UMNS File Photo by John C. Goodwin
GC2000 Protest
PROTESTING -- People protesting the United Methodist Church's anti-homosexual policies block the aisles during the denomination's 2000 General Conference. The Rev. Gilbert Caldwell is fourth from the left, and the Rev. Gregory Dell is fourth from the right.
A UM Insight Exclusive
The Rev. Gary Keene wrote this essay during the 2000 General Conference and finds it remains relevant today.
Prologue IV: General Conference, Tuesday, May 2, 2000, Cleveland, Ohio
I have returned to the land of Wonder bread. Ohio is square in the middle of the Midwest, touching my home state of Michigan. All the people look familiar, like maybe I went to high school with them to study being a WASP. All similar, physically, and in terms of style, and I find myself growing comfortable. I went into a department store over lunch, and suddenly plaid ties started calling to me in a primordial way.
Cleveland is close enough that my parents drove down to visit. They found a seat in the auditorium for the opening service of General Conference while I took care of some business. When I came to look for them in the agreed upon seating area, I made three false starts- there were too many bald male heads paired with women's dove-gray hair-dos. Once seated, they asked plenty of questions: Dad had been to Annual Conference a few times as a delegate, and Mom has always been on some church committee, so it was exciting for them to be there.
Especially when the music kicked in: nothing like a big choir and a good band. There was even a moment where I choked up a bit (pretty hard for a cynical old church bureaucrat like me.) It wasn't "Here I am Lord", since I've cried through that one at church camp more than a few times in my life. Instead, it came during the scripture reading: four different voices reading the Pentecost lesson in four different languages. Just before the English version came last, all of a sudden it overwhelmed me:
What if the story of the tongues of fire happened today- right now, in this room, this room full of more than a thousand Methodists, all forewarned that they are going to do battle with one another, all yearning for the church to reclaim its effectiveness, to leap into the future. What if in this precise moment of worship and many tongues, the holy spirit of God literally and visibly appeared in this room, confirming all our most heartfelt desires? Would we not be transformed? Would we not abandon every weakness of political agenda and forfeit our death grip on the status quo? Wouldn't we rise up and become the great and unstoppable force for change that we know we can be, that we want to be for God, with God, in the Divine transformation of the world?
For a moment, it seemed so real, so possible, that tears sprang to my eyes -- tears of hope? Of glimpsing, or sensing what that could be like? Then Mom tugged at my sleeve, asking about the colorful stoles on the bishops. I slipped back into the particulars, and we continued in worship.
Afterwards, we walked outside to take a few pictures of each other before they headed on home. As she sometimes does, Mom got a little weepy as we parted; Dad even almost got caught up in it. Soon they were off to the parking garage.

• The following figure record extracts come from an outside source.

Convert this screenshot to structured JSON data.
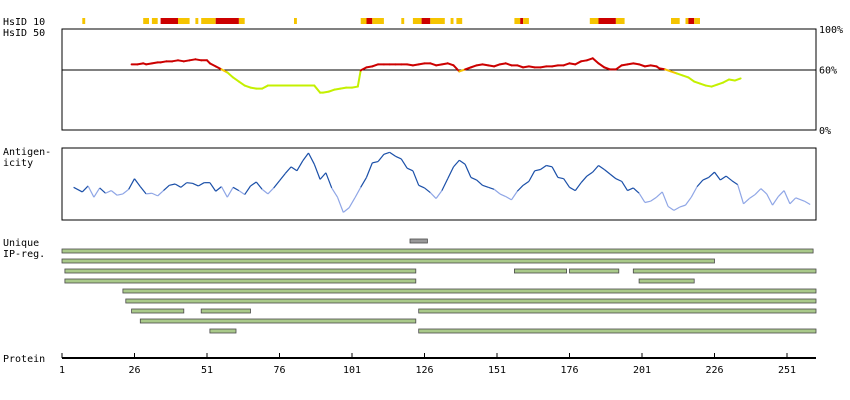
{
  "labels": {
    "hsid10": "HsID 10",
    "hsid50": "HsID 50",
    "antigen_1": "Antigen-",
    "antigen_2": "icity",
    "unique_1": "Unique",
    "unique_2": "IP-reg.",
    "protein": "Protein"
  },
  "colors": {
    "hsid_high": "#cc0000",
    "hsid_mid": "#f5c400",
    "hsid_low": "#c4f000",
    "antigen_dark": "#1a4fa8",
    "antigen_light": "#8fa6e6",
    "ipreg_fill": "#a9c98a",
    "ipreg_unique": "#999999"
  },
  "chart_data": [
    {
      "type": "heatmap",
      "name": "HsID 10",
      "x_range": [
        1,
        261
      ],
      "segments": [
        {
          "x0": 8,
          "x1": 9,
          "level": "mid"
        },
        {
          "x0": 29,
          "x1": 31,
          "level": "mid"
        },
        {
          "x0": 32,
          "x1": 34,
          "level": "mid"
        },
        {
          "x0": 35,
          "x1": 41,
          "level": "high"
        },
        {
          "x0": 41,
          "x1": 45,
          "level": "mid"
        },
        {
          "x0": 47,
          "x1": 48,
          "level": "mid"
        },
        {
          "x0": 49,
          "x1": 54,
          "level": "mid"
        },
        {
          "x0": 54,
          "x1": 62,
          "level": "high"
        },
        {
          "x0": 62,
          "x1": 64,
          "level": "mid"
        },
        {
          "x0": 81,
          "x1": 82,
          "level": "mid"
        },
        {
          "x0": 104,
          "x1": 106,
          "level": "mid"
        },
        {
          "x0": 106,
          "x1": 108,
          "level": "high"
        },
        {
          "x0": 108,
          "x1": 112,
          "level": "mid"
        },
        {
          "x0": 118,
          "x1": 119,
          "level": "mid"
        },
        {
          "x0": 122,
          "x1": 125,
          "level": "mid"
        },
        {
          "x0": 125,
          "x1": 128,
          "level": "high"
        },
        {
          "x0": 128,
          "x1": 133,
          "level": "mid"
        },
        {
          "x0": 135,
          "x1": 136,
          "level": "mid"
        },
        {
          "x0": 137,
          "x1": 139,
          "level": "mid"
        },
        {
          "x0": 157,
          "x1": 159,
          "level": "mid"
        },
        {
          "x0": 159,
          "x1": 160,
          "level": "high"
        },
        {
          "x0": 160,
          "x1": 162,
          "level": "mid"
        },
        {
          "x0": 183,
          "x1": 186,
          "level": "mid"
        },
        {
          "x0": 186,
          "x1": 192,
          "level": "high"
        },
        {
          "x0": 192,
          "x1": 195,
          "level": "mid"
        },
        {
          "x0": 211,
          "x1": 214,
          "level": "mid"
        },
        {
          "x0": 216,
          "x1": 217,
          "level": "mid"
        },
        {
          "x0": 217,
          "x1": 219,
          "level": "high"
        },
        {
          "x0": 219,
          "x1": 221,
          "level": "mid"
        }
      ]
    },
    {
      "type": "line",
      "name": "HsID 50",
      "y_range": [
        0,
        100
      ],
      "y_ticks": [
        "100%",
        "60%",
        "0%"
      ],
      "y_tick_values": [
        100,
        60,
        0
      ],
      "x": [
        25,
        27,
        29,
        30,
        32,
        34,
        35,
        37,
        39,
        41,
        43,
        45,
        47,
        49,
        51,
        52,
        54,
        56,
        58,
        60,
        62,
        64,
        66,
        68,
        70,
        72,
        74,
        76,
        78,
        80,
        82,
        84,
        86,
        88,
        90,
        91,
        93,
        95,
        97,
        99,
        101,
        103,
        104,
        106,
        108,
        110,
        112,
        114,
        116,
        118,
        120,
        122,
        124,
        126,
        128,
        130,
        132,
        134,
        136,
        138,
        140,
        142,
        144,
        146,
        148,
        150,
        152,
        154,
        156,
        158,
        160,
        162,
        164,
        166,
        168,
        170,
        172,
        174,
        176,
        178,
        180,
        182,
        184,
        186,
        188,
        190,
        192,
        194,
        196,
        198,
        200,
        202,
        204,
        206,
        207,
        209,
        211,
        213,
        215,
        217,
        219,
        221,
        223,
        225,
        227,
        229,
        231,
        233,
        235
      ],
      "y": [
        65,
        65,
        66,
        65,
        66,
        67,
        67,
        68,
        68,
        69,
        68,
        69,
        70,
        69,
        69,
        66,
        63,
        60,
        57,
        52,
        48,
        44,
        42,
        41,
        41,
        44,
        44,
        44,
        44,
        44,
        44,
        44,
        44,
        44,
        37,
        37,
        38,
        40,
        41,
        42,
        42,
        43,
        59,
        62,
        63,
        65,
        65,
        65,
        65,
        65,
        65,
        64,
        65,
        66,
        66,
        64,
        65,
        66,
        64,
        58,
        60,
        62,
        64,
        65,
        64,
        63,
        65,
        66,
        64,
        64,
        62,
        63,
        62,
        62,
        63,
        63,
        64,
        64,
        66,
        65,
        68,
        69,
        71,
        66,
        62,
        60,
        60,
        64,
        65,
        66,
        65,
        63,
        64,
        63,
        61,
        60,
        58,
        56,
        54,
        52,
        48,
        46,
        44,
        43,
        45,
        47,
        50,
        49,
        51
      ]
    },
    {
      "type": "line",
      "name": "Antigenicity",
      "x": [
        5,
        8,
        10,
        12,
        14,
        16,
        18,
        20,
        22,
        24,
        26,
        28,
        30,
        32,
        34,
        36,
        38,
        40,
        42,
        44,
        46,
        48,
        50,
        52,
        54,
        56,
        58,
        60,
        62,
        64,
        66,
        68,
        70,
        72,
        74,
        76,
        78,
        80,
        82,
        84,
        86,
        88,
        90,
        92,
        94,
        96,
        98,
        100,
        102,
        104,
        106,
        108,
        110,
        112,
        114,
        116,
        118,
        120,
        122,
        124,
        126,
        128,
        130,
        132,
        134,
        136,
        138,
        140,
        142,
        144,
        146,
        148,
        150,
        152,
        154,
        156,
        158,
        160,
        162,
        164,
        166,
        168,
        170,
        172,
        174,
        176,
        178,
        180,
        182,
        184,
        186,
        188,
        190,
        192,
        194,
        196,
        198,
        200,
        202,
        204,
        206,
        208,
        210,
        212,
        214,
        216,
        218,
        220,
        222,
        224,
        226,
        228,
        230,
        232,
        234,
        236,
        238,
        240,
        242,
        244,
        246,
        248,
        250,
        252,
        254,
        257,
        259
      ],
      "y": [
        45,
        38,
        47,
        30,
        44,
        36,
        40,
        33,
        35,
        42,
        58,
        46,
        35,
        36,
        32,
        40,
        48,
        50,
        45,
        52,
        51,
        47,
        52,
        52,
        39,
        46,
        30,
        45,
        40,
        34,
        47,
        53,
        42,
        35,
        44,
        55,
        66,
        76,
        70,
        85,
        97,
        80,
        57,
        67,
        44,
        30,
        7,
        14,
        29,
        45,
        60,
        82,
        84,
        95,
        98,
        92,
        88,
        74,
        70,
        48,
        44,
        37,
        28,
        40,
        58,
        76,
        86,
        80,
        60,
        56,
        48,
        45,
        42,
        35,
        31,
        26,
        39,
        48,
        54,
        70,
        72,
        78,
        76,
        60,
        58,
        45,
        40,
        52,
        62,
        68,
        78,
        72,
        65,
        58,
        54,
        40,
        44,
        36,
        22,
        24,
        30,
        38,
        16,
        10,
        15,
        18,
        30,
        46,
        56,
        60,
        68,
        56,
        62,
        55,
        49,
        20,
        28,
        34,
        43,
        35,
        18,
        31,
        40,
        20,
        29,
        24,
        19
      ]
    },
    {
      "type": "table",
      "name": "Unique IP-reg.",
      "x_range": [
        1,
        261
      ],
      "bars": [
        {
          "start": 121,
          "end": 127,
          "row": 0,
          "kind": "unique"
        },
        {
          "start": 1,
          "end": 260,
          "row": 1,
          "kind": "region"
        },
        {
          "start": 1,
          "end": 226,
          "row": 2,
          "kind": "region"
        },
        {
          "start": 2,
          "end": 123,
          "row": 3,
          "kind": "region"
        },
        {
          "start": 157,
          "end": 175,
          "row": 3,
          "kind": "region"
        },
        {
          "start": 176,
          "end": 193,
          "row": 3,
          "kind": "region"
        },
        {
          "start": 198,
          "end": 261,
          "row": 3,
          "kind": "region"
        },
        {
          "start": 2,
          "end": 123,
          "row": 4,
          "kind": "region"
        },
        {
          "start": 200,
          "end": 219,
          "row": 4,
          "kind": "region"
        },
        {
          "start": 22,
          "end": 261,
          "row": 5,
          "kind": "region"
        },
        {
          "start": 23,
          "end": 261,
          "row": 6,
          "kind": "region"
        },
        {
          "start": 25,
          "end": 43,
          "row": 7,
          "kind": "region"
        },
        {
          "start": 49,
          "end": 66,
          "row": 7,
          "kind": "region"
        },
        {
          "start": 124,
          "end": 261,
          "row": 7,
          "kind": "region"
        },
        {
          "start": 28,
          "end": 123,
          "row": 8,
          "kind": "region"
        },
        {
          "start": 52,
          "end": 61,
          "row": 9,
          "kind": "region"
        },
        {
          "start": 124,
          "end": 261,
          "row": 9,
          "kind": "region"
        }
      ]
    },
    {
      "type": "table",
      "name": "Protein",
      "x_range": [
        1,
        261
      ],
      "ticks": [
        1,
        26,
        51,
        76,
        101,
        126,
        151,
        176,
        201,
        226,
        251
      ]
    }
  ]
}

Walking back into the convention center, I wonder about her crying: they were happy tears, I know. She is proud of me: it was her mother, Grama Robinson, who first nurtured in me the idea of going into ministry. Now (as far as they can tell) I'm some kind of big shot in the church, on a first name basis with bishops and general secretaries. Clearly, in her worldview of what she was to do in life, this was one of her successes: her boy has made good.
How then could I possibly tell her, what words could I use to explain to her that everything I am learning, everything I see, all that I know of the church as an institution, as a faith community, as an organization that in virtually every aspect, if I am to fulfill the investment the church has made in me, then I must follow Jesus' words and see to it that the institutional church "falls to the ground and dies" so that it can once more bear fruit?
The Rev. Gary M. Keene currently serves as senior pastor of Camarillo United Methodist Church in Camarillo, CA, after 23 years' service in various positions on the staff of the California-Pacific Annual Conference.